While Vibe Coding is personal, some institutions are building this philosophy into their DNA. The Mohamed bin Zayed University of Artificial Intelligence (MBZUAI) is a prime example. Founded in Abu Dhabi in 2019, it is the world’s first university dedicated entirely to AI — not to produce theorists, but leaders solving real-world problems.

Image source: MBZUAI. MBZUAI Campus

Their president, Eric Xing, is the living embodiment of this principle. His career isn’t siloed; it’s a seamless loop:

  • Academic “Knowing”: A dual Ph.D. in Molecular Biology and Computer Science and CMU professor, mastering the theoretical underpinnings of AI.
  • Industry “Doing”: He co-founded Petuum, a company that scaled distributed machine learning from the lab to the enterprise, earning a $93M Series B from SoftBank. Then, he launched GenBio AI to use AI to build “digital organisms” that can simulate DNA and proteins, turning his academic knowledge into a tool for biotech and pharma.
Image source: MBZUAI. Eric Xing, President of MBZUAI

Research is the “knowing,” and entrepreneurship is the “doing.” He treats AI not as abstract equations, but as a converter that turns theory into solutions.

A Local Problem, A Real Fix

A perfect example is MBZUAI’s work on deepfake detection for the Middle East. They saw a unique, local problem — the widespread use of “Arabish” (a mix of Arabic and English) in daily conversation.

MBZUAI spotted this blind spot for deepfake detection systems:

  • Knowing: Human detection accuracy was just 60%; existing AI accuracy dropped by 35% in mixed-language cases.
  • Doing: Built ArEnAV, a 765-hour bilingual audio-visual dataset.

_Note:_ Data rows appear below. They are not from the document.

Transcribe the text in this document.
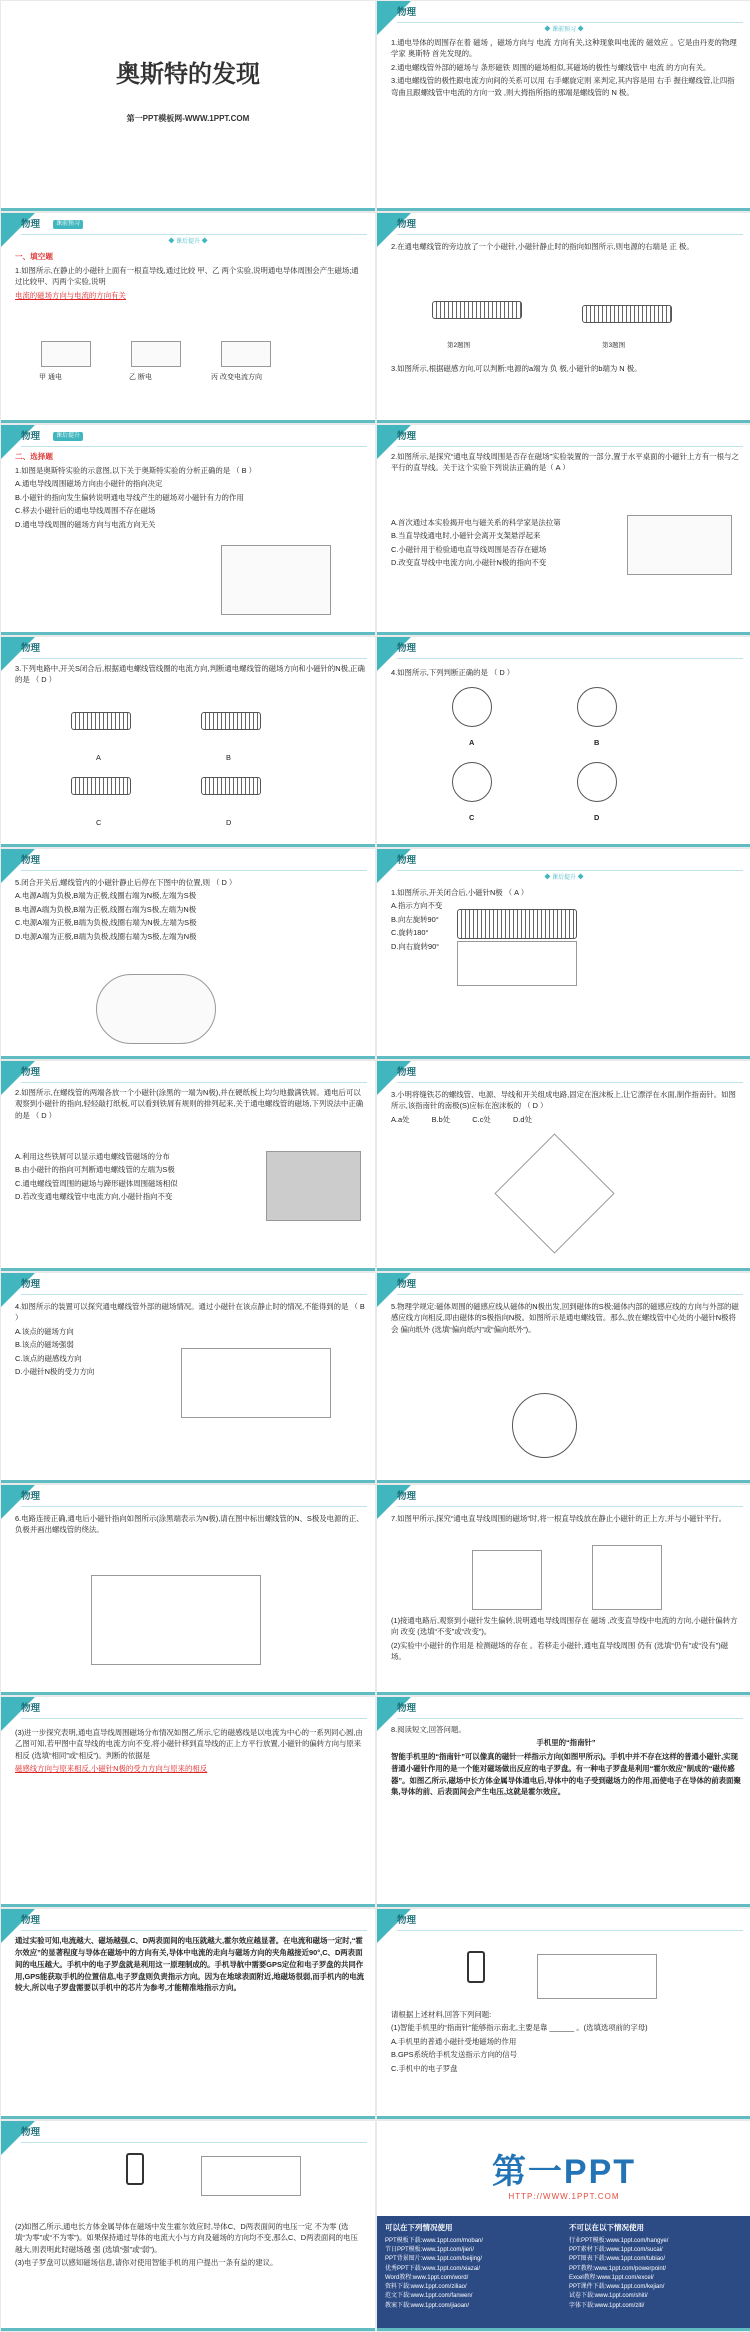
奥斯特的发现
第一PPT模板网-WWW.1PPT.COM
物理
◆ 课前预习 ◆

1.通电导体的周围存在着 磁场 ，磁场方向与 电流 方向有关,这种现象叫电流的 磁效应 。它是由丹麦的物理学家 奥斯特 首先发现的。

2.通电螺线管外部的磁场与 条形磁铁 周围的磁场相似,其磁场的极性与螺线管中 电流 的方向有关。

3.通电螺线管的极性跟电流方向间的关系可以用 右手螺旋定则 来判定,其内容是用 右手 握住螺线管,让四指弯曲且跟螺线管中电流的方向一致 ,则大拇指所指的那端是螺线管的 N 极。

物理	课前预习
◆ 课后提升 ◆

一、填空题

1.如图所示,在静止的小磁针上面有一根直导线,通过比较 甲、乙 两个实验,说明通电导体周围会产生磁场;通过比较甲、丙两个实验,说明

电流的磁场方向与电流的方向有关

甲 通电	乙 断电	丙 改变电流方向
物理

2.在通电螺线管的旁边放了一个小磁针,小磁针静止时的指向如图所示,则电源的右端是 正 极。

第2题图	第3题图

3.如图所示,根据磁感方向,可以判断:电源的a端为 负 极,小磁针的b端为 N 极。

物理	课后提升

二、选择题

1.如图是奥斯特实验的示意图,以下关于奥斯特实验的分析正确的是 （ B ）

A.通电导线周围磁场方向由小磁针的指向决定

B.小磁针的指向发生偏转说明通电导线产生的磁场对小磁针有力的作用

C.移去小磁针后的通电导线周围不存在磁场

D.通电导线周围的磁场方向与电流方向无关

物理

2.如图所示,是探究“通电直导线周围是否存在磁场”实验装置的一部分,置于水平桌面的小磁针上方有一根与之平行的直导线。关于这个实验下列说法正确的是（ A ）

A.首次通过本实验揭开电与磁关系的科学家是法拉第

B.当直导线通电时,小磁针会离开支架悬浮起来

C.小磁针用于检验通电直导线周围是否存在磁场

D.改变直导线中电流方向,小磁针N极的指向不变

物理

3.下列电路中,开关S闭合后,根据通电螺线管线圈的电流方向,判断通电螺线管的磁场方向和小磁针的N极,正确的是 （ D ）

A	B
C	D
物理

4.如图所示,下列判断正确的是 （ D ）

A	B
C	D
物理

5.闭合开关后,螺线管内的小磁针静止后停在下图中的位置,则 （ D ）

A.电源A端为负极,B端为正极,线圈右端为N极,左端为S极

B.电源A端为负极,B端为正极,线圈右端为S极,左端为N极

C.电源A端为正极,B端为负极,线圈右端为N极,左端为S极

D.电源A端为正极,B端为负极,线圈右端为S极,左端为N极

物理
◆ 课后提升 ◆

1.如图所示,开关闭合后,小磁针N极 （ A ）

A.指示方向不变

B.向左旋转90°

C.旋转180°

D.向右旋转90°

物理

2.如图所示,在螺线管的两端各放一个小磁针(涂黑的一端为N极),并在硬纸板上均匀地撒满铁屑。通电后可以观察到小磁针的指向,轻轻敲打纸板,可以看到铁屑有规则的排列起来,关于通电螺线管的磁场,下列说法中正确的是 （ D ）

A.利用这些铁屑可以显示通电螺线管磁场的分布

B.由小磁针的指向可判断通电螺线管的左端为S极

C.通电螺线管周围的磁场与蹄形磁体周围磁场相似

D.若改变通电螺线管中电流方向,小磁针指向不变

物理

3.小明将缝铁芯的螺线管、电源、导线和开关组成电路,固定在泡沫板上,让它漂浮在水面,制作指南针。如图所示,该指南针的南极(S)应标在泡沫板的 （ D ）

A.a处　　　B.b处　　　C.c处　　　D.d处

物理

4.如图所示的装置可以探究通电螺线管外部的磁场情况。通过小磁针在该点静止时的情况,不能得到的是 （ B ）

A.该点的磁场方向

B.该点的磁场强弱

C.该点的磁感线方向

D.小磁针N极的受力方向

物理

5.物理学规定:磁体周围的磁感应线从磁体的N极出发,回到磁体的S极;磁体内部的磁感应线的方向与外部的磁感应线方向相反,即由磁体的S极指向N极。如图所示是通电螺线管。那么,放在螺线管中心处的小磁针N极将会 偏向纸外 (选填“偏向纸内”或“偏向纸外”)。

物理

6.电路连接正确,通电后小磁针指向如图所示(涂黑端表示为N极),请在图中标出螺线管的N、S极及电源的正、负极并画出螺线管的绕法。

物理

7.如图甲所示,探究“通电直导线周围的磁场”时,将一根直导线放在静止小磁针的正上方,并与小磁针平行。

(1)接通电路后,观察到小磁针发生偏转,说明通电导线周围存在 磁场 ,改变直导线中电流的方向,小磁针偏转方向 改变 (选填“不变”或“改变”)。

(2)实验中小磁针的作用是 检测磁场的存在 。若移走小磁针,通电直导线周围 仍有 (选填“仍有”或“没有”)磁场。

物理

(3)进一步探究表明,通电直导线周围磁场分布情况如图乙所示,它的磁感线是以电流为中心的一系列同心圆,由乙图可知,若甲图中直导线的电流方向不变,将小磁针移到直导线的正上方平行放置,小磁针的偏转方向与原来 相反 (选填“相同”或“相反”)。判断的依据是

磁感线方向与原来相反,小磁针N极的受力方向与原来的相反

物理

8.阅读短文,回答问题。

手机里的“指南针”

智能手机里的“指南针”可以像真的磁针一样指示方向(如图甲所示)。手机中并不存在这样的普通小磁针,实现普通小磁针作用的是一个能对磁场做出反应的电子罗盘。有一种电子罗盘是利用“霍尔效应”制成的“磁传感器”。如图乙所示,磁场中长方体金属导体通电后,导体中的电子受到磁场力的作用,而使电子在导体的前表面聚集,导体的前、后表面间会产生电压,这就是霍尔效应。

物理

通过实验可知,电流越大、磁场越强,C、D两表面间的电压就越大,霍尔效应越显著。在电流和磁场一定时,“霍尔效应”的显著程度与导体在磁场中的方向有关,导体中电流的走向与磁场方向的夹角越接近90°,C、D两表面间的电压越大。手机中的电子罗盘就是利用这一原理制成的。手机导航中需要GPS定位和电子罗盘的共同作用,GPS能获取手机的位置信息,电子罗盘则负责指示方向。因为在地球表面附近,地磁场很弱,而手机内的电流较大,所以电子罗盘需要以手机中的芯片为参考,才能精准地指示方向。

物理

请根据上述材料,回答下列问题:

(1)智能手机里的“指南针”能够指示南北,主要是靠 ______ 。(选填选项前的字母)

A.手机里的普通小磁针受地磁场的作用

B.GPS系统给手机发送指示方向的信号

C.手机中的电子罗盘

物理

(2)如图乙所示,通电长方体金属导体在磁场中发生霍尔效应时,导体C、D两表面间的电压一定 不为零 (选填“为零”或“不为零”)。如果保持通过导体的电流大小与方向及磁场的方向均不变,那么C、D两表面间的电压越大,则表明此时磁场越 强 (选填“强”或“弱”)。

(3)电子罗盘可以感知磁场信息,请你对使用智能手机的用户提出一条有益的建议。

第一PPT
HTTP://WWW.1PPT.COM
可以在下列情况使用
PPT模板下载:www.1ppt.com/moban/
节日PPT模板:www.1ppt.com/jieri/
PPT背景图片:www.1ppt.com/beijing/
优秀PPT下载:www.1ppt.com/xiazai/
Word教程:www.1ppt.com/word/
资料下载:www.1ppt.com/ziliao/
范文下载:www.1ppt.com/fanwen/
教案下载:www.1ppt.com/jiaoan/
不可以在以下情况使用
行业PPT模板:www.1ppt.com/hangye/
PPT素材下载:www.1ppt.com/sucai/
PPT图表下载:www.1ppt.com/tubiao/
PPT教程:www.1ppt.com/powerpoint/
Excel教程:www.1ppt.com/excel/
PPT课件下载:www.1ppt.com/kejian/
试卷下载:www.1ppt.com/shiti/
字体下载:www.1ppt.com/ziti/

This became the global benchmark for bilingual deepfake detection.
  • Value: Media outlets and fact-checkers can now reliably flag fakes in Arabic-English content.

Their paper title says it all: “Tell Me Habibi, Is It Real or Fake?” It’s not about the tech; it’s about solving a local, human problem.

3. Young Founders: Age No Longer a Barrier

The traditional model of entrepreneurship required years of experience, a robust network, and substantial funding. AI has levelled the playing field, introducing a new form of leverage beyond human resources and capital. Today, the core competitive advantage is no longer what you have, but how fast you can execute.

Look at the young founders breaking through:

  • Brenden Foody: Launched Mercor, an AI-powered recruitment platform, at just 19. AI handled the candidate matching and resume analysis, allowing him to build a prototype and secure major funding by age 22.
  • Adam Guild: Started young, spotted restaurant owners’ pain — no digital capability. With AI, he built tools to automate marketing and operations, scaling Owner.com to unicorn status by 25.

The common thread? Not just youth, but the ability to turn ideas into working products fast with AI.

4. The Future Belongs to Creators of “Knowledge-Action Unity”

As Auguste Rodin famously said, “The world is not lacking in beauty, but in discovering eyes.” In the AI era, the same holds for technology: the world isn’t lacking in tools, but in people who can wield them to solve problems.

AI itself is merely a tool. Its true value isn’t inherent in the technology, but in the skill of the user to leverage it. Consider the vast potential of AI tools like ChatGPT: while some may use it for casual purposes like fortune-telling, true innovators will harness it for coding, building systems, and creating products.

The fundamental survival logic in the AI age is this: those who can rapidly translate “knowing” into “doing” with AI will remain competitive. Your degree of “knowledge-action unity” will ultimately dictate your standing and impact in this new landscape.